По-моему, мы и приехали все вместе. Во всяком случае, поселились мы вместе в небольшом отдельном деревянном коттедже с древнегреческим наименованием «Парфенон». Вероятно, имя свое он получил от какого-то остряка из-за имитации колонн, встроенных в его стены. В Коктебеле вообще все отдавало Элладой: и воздух, и названия. Жили мы дружно и весело.
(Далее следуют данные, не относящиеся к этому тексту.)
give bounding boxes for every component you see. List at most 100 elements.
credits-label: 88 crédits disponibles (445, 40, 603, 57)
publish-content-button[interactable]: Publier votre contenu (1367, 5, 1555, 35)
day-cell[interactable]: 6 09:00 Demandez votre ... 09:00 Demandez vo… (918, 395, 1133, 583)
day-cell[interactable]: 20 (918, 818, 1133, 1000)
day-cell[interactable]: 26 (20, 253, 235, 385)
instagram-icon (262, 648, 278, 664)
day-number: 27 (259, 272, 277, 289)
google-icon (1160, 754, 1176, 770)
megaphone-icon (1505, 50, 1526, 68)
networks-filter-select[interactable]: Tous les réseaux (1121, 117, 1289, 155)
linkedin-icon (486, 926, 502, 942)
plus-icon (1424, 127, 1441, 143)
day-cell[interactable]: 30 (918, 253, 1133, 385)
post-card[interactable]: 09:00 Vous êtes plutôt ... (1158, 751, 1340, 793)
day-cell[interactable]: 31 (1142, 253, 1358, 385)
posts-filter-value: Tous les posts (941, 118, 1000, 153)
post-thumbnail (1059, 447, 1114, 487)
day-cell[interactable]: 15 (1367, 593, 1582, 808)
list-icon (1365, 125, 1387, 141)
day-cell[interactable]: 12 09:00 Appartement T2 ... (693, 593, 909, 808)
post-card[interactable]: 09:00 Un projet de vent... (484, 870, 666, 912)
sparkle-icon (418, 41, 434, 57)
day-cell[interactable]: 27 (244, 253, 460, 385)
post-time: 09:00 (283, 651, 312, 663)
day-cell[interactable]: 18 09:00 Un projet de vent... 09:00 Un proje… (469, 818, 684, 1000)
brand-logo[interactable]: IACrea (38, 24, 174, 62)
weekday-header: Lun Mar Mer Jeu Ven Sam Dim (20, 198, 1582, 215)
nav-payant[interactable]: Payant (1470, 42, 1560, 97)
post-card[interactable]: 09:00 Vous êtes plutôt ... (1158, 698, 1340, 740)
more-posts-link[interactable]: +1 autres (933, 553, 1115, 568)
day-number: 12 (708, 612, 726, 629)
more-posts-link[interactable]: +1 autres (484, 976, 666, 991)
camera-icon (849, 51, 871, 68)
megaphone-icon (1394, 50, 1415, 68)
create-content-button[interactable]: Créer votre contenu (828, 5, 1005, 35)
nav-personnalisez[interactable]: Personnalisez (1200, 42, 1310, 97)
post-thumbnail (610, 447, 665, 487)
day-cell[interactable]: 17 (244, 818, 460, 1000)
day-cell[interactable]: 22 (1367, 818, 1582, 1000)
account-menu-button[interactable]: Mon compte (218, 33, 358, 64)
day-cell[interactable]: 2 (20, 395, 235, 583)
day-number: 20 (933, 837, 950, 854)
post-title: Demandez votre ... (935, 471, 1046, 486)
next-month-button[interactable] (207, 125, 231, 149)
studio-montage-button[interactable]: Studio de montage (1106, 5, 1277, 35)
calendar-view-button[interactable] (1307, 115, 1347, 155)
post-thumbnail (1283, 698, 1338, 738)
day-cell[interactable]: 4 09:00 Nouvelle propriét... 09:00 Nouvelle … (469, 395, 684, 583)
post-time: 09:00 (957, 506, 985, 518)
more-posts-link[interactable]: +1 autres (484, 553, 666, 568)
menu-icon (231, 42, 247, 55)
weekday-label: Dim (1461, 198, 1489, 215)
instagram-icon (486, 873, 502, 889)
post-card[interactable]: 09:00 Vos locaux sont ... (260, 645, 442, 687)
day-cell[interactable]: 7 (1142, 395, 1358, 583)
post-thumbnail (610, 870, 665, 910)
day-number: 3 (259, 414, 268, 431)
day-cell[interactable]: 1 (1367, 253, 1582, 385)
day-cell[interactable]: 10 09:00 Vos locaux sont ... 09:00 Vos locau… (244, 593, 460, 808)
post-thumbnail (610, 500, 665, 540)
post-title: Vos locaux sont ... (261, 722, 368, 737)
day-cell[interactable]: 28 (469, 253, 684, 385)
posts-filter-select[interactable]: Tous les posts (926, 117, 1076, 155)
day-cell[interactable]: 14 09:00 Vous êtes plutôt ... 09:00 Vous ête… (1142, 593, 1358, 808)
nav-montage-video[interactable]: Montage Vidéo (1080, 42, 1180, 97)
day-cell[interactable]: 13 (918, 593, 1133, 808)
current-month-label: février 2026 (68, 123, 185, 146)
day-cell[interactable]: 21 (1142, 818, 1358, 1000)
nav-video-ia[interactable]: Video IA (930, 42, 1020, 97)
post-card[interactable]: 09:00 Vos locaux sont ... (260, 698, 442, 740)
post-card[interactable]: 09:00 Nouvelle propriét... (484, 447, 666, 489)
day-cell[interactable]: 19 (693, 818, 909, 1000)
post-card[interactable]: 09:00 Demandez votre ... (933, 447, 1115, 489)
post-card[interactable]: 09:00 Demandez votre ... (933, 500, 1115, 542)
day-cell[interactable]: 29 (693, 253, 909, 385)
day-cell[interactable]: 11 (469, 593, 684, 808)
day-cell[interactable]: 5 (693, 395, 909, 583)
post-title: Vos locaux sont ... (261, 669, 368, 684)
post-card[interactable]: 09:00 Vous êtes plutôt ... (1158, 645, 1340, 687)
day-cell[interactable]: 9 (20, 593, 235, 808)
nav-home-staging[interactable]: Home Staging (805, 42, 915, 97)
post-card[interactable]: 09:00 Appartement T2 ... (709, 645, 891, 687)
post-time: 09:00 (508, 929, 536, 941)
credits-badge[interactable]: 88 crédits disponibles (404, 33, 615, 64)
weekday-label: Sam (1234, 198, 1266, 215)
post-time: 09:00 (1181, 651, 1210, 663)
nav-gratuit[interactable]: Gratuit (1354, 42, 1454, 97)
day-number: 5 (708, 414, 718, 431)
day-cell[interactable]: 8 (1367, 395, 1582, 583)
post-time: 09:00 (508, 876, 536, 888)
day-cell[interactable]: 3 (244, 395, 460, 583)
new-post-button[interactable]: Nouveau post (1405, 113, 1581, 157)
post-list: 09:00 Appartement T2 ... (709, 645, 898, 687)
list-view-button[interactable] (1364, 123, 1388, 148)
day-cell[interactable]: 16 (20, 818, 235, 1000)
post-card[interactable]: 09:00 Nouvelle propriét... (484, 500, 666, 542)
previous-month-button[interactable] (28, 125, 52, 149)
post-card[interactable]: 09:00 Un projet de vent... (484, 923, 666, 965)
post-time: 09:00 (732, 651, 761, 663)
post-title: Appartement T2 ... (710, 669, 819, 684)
Поддразнивали друг друга, разыгрывали, купались, загорали, даже отдали дань местному увлечению — собиранию камней, в том числе и считавшихся драгоценными сердоликов. Их в этих местах волны часто выносили на берег. В этом деле — собирании камней там были чемпионы, только не из нашей компашки. Нас это привлекало редко и ненадолго. Компашка наша была сплоченной, и все понимали друг друга. Потом разошлись по разным «лагерям», но тогда еще никто не знал, что так будет. Радость проснувшихся надежд и гармонирующий ей вечный воздух Коктебеля объединяли нас всех и вплетались в общую атмосферу «Дома Волошина», Максимилиана Волошина, который основал это литературное пристанище и жил здесь постоянно. Дом этот, построенный им у самого моря (теперь при входе с пляжа на территорию Дома творчества, которого тогда не было), — «Дом поэта», как он назван в одном из его самых значительных стихотворений, так и озаглавленном, — был причудливой формы, имитирующей корабль — даже с подобием капитанского мостика наверху, — еще стоял и был в полной сохранности. Возможно, он и до сих пор так выглядит — я там больше никогда не бывал и не знаю. Но убежден, что он выглядел так по крайней мере до тех пор, пока была жива Мария Степановна Волошина, вдова поэта, бывшая душой этого дома. Не знаю, как она справлялась с функционерами Литфонда, но как-то — пусть даже с переменным успехом — справлялась, и дом стоял[75]. О ней, о ее рассказах про Волошина, картинах хозяина дома, которые она показывала (он был, чего я до этого не знал, еще и талантливым живописцем), писали многое и многие, начиная с Мандельштама и Цветаевой, Эренбурга и кончая моими сверстниками и даже людьми чуть помоложе — и я не могу к этому ничего добавить. Хотя тоже храню благодарную память о ней.
У этого дома — не столько Дома творчества, сколько «Дома поэта», но захватывало и Дом творчества — были свои традиции. Я бы даже сказал, свой традиционный круг. Он состоял из «старорежимных» (или превратившихся за годы сталинщины в «старорежимных») интеллектуалов и литераторов, которые, как мне кажется, обычно съезжались сюда именно в это время, то есть перед окончанием сезона. По-моему, не все они даже жили в Доме творчества, некоторые останавливались в поселке, на снятых или приобретенных в собственность квартирах. Нам повезло, что мы оказались рядом с этими людьми. Далеко не со всеми нам пришлось общаться, на дальнем плане промелькнули для меня искусствовед, профессор Александр Габричевский и исследователь Хлебникова профессор Степанов, и еще другие, чьих имен я вообще не помню. Но общий дух высокой культуры и несокрушимой порядочности действовал и на меня. Эти люди никогда не занимались политикой (хотя как сказать — в иные годы и любовь к импрессионистам была «политикой»), но всегда оставались верны себе и своим представлениям о должном. Это не значит, что им не приходилось ладить с патологическими обстоятельствами (без потерь это время не прожил никто), но все же это значит, что свое не забывалось. Значение для них этого «своего», верность ему преувеличить трудно. Оно ощущалась за ними, привлекало и, воскрешая для нас известное по книгам, осуществляло связь времен — учило. Даже без непосредственного общения. Впрочем, «вечера у камина» в доме Марии Степановны тоже сближали.